The house searches were conducted in the framework of criminal proceedings against the illegal online marketplace called xDedic. At this marketplace (which was accessible via domains on both the clear web and the dark web), access to tens of thousands of compromised (hacked) servers of victims (companies and private individuals) was offered for sale. The hacking was accomplished by cracking access via the Remote Desktop Protocol (RDP). Buyers and sellers traded such RDP servers on this platform for amounts from just six to more than ten thousand dollars each.
The operation was part of two criminal investigations.
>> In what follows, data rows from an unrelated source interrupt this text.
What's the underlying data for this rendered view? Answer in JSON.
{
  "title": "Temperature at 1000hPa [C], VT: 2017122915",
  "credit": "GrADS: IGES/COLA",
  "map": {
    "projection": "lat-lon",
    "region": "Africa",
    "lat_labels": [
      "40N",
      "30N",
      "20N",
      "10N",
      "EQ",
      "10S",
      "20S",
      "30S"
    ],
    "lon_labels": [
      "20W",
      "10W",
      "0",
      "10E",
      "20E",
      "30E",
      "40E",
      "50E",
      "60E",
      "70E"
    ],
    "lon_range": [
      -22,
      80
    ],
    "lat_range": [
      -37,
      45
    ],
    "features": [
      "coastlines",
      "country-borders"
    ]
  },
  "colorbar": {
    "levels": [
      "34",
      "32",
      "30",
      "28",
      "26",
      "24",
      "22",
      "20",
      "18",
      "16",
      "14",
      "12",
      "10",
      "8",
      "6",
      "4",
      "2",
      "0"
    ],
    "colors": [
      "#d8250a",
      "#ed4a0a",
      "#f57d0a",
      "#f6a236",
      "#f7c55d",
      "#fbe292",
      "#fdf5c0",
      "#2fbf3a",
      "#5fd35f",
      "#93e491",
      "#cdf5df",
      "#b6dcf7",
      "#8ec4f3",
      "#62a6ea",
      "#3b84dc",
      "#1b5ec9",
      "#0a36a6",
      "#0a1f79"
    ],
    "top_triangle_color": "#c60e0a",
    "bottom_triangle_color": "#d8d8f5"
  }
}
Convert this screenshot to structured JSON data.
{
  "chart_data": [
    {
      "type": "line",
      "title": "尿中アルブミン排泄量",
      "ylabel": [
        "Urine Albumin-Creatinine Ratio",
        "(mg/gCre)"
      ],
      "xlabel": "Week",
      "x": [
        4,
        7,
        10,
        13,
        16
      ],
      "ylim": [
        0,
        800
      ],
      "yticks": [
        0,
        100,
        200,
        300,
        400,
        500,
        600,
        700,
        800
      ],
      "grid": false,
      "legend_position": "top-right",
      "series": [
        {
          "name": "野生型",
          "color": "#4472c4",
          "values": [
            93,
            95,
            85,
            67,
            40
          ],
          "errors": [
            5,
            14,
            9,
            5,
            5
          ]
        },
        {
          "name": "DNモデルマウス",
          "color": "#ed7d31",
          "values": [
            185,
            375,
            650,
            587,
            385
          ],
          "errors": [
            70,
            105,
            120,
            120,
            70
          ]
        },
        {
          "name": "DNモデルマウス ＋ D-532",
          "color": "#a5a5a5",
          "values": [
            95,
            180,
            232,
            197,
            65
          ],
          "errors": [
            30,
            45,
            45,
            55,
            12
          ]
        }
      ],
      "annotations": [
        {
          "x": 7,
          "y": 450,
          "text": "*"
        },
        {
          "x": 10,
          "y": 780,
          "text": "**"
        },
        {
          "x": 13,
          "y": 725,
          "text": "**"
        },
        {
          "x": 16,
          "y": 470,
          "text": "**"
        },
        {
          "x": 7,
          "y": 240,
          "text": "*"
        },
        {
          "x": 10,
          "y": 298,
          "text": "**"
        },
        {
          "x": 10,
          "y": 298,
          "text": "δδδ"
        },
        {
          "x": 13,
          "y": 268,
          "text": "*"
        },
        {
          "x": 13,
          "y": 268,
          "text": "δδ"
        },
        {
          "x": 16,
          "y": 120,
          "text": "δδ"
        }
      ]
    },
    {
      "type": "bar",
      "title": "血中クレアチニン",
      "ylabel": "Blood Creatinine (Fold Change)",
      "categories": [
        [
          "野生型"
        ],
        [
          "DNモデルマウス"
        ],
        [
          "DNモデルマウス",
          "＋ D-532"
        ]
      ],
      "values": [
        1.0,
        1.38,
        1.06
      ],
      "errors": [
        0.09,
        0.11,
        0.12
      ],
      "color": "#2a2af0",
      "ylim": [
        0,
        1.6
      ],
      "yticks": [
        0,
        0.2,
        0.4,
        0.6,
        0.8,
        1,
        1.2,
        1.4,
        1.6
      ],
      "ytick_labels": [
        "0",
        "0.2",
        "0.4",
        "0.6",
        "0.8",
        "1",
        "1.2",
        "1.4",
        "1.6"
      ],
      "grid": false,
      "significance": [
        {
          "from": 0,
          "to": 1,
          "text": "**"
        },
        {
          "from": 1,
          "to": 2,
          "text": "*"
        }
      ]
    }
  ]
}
First, the investigating judge in Mechelen, at the request of the federal prosecutor’s office, and the Prosecutor General’s Office of Ukraine conducted a criminal investigation with a Joint Investigation Team, directed at a number of vendors on the xDedic marketplace who sold a large number of Belgian hacked computer systems and the criminal offender group that organized and operated the illegal online marketplace.
The United States investigation into the criminal offender group behind the xDedic marketplace was led by the United States Attorney’s Office for the Middle District of Florida.
On Thursday, January 24, 2019, the xDedic online marketplace was made inaccessible on the orders of a US court and the criminal IT infrastructure was confiscated. Customers who attempt to access the xDedic domain will be referred to a government page explaining that the marketplace was taken offline. For this confiscation and inaccessibility, assistance was also provided by police forces in Germany and Vietnam.
The federal prosecutor’s office in Belgium started the investigation into the xDedic marketplace in June 2016. Using special investigation techniques, the FCCU was able to visualize the criminal infrastructure behind xDedic and obtain digital copies of the most important criminal servers. To accomplish this task, an intense cooperation using European Investigation Orders was set up with the National Public Prosecution Service and the NHTCU of the Netherlands.
In the course of 2017, the federal prosecutor’s office requested the investigating judge in Mechelen to start a judicial investigation with charges of criminal organization, illegal access and data and system interference.
A thorough analysis of the content of the servers, in which Europol and the Ukrainian National Cyber Police provided important support, led to the identification of administrators in Ukraine. Throughout this investigation, Belgian and Ukrainian law enforcement have been closely coordinating their investigative efforts. At the beginning of 2018, a JIT agreement was signed with the Prosecutor General of Ukraine and Europol.
Further support of the Ukrainian side was provided in the framework of the criminal proceedings of the Main Investigation Department of the National Police of Ukraine under the procedural guidance of the Department for International Legal Cooperation of the Prosecutor General’s Office of Ukraine.
As soon as it became clear that the Belgian and American criminal investigations shared common targets and goals, the Belgian and American investigators and prosecutors worked closely to achieve those goals.
In the course of 2018, Eurojust organized two coordination meetings between the three countries in The Hague.
Through their coordinated efforts, Belgian, Ukrainian and American law enforcement, prosecution, and police authorities struck a devastating blow against the online marketplace for the illegal trade of hacked computer systems. Also, an important signal has been sent to the perpetrators of other online criminal activities, including on the dark web, that they are not immune from criminal investigation and prosecution. The law enforcement approach to the xDedic marketplace demonstrates the importance of intensive international cooperation in order to achieve successful interventions in the fight against organized crime on the dark web.
The investigations in Belgium, Ukraine and the United States continue. In the interest of the criminal investigations, no further details can be given.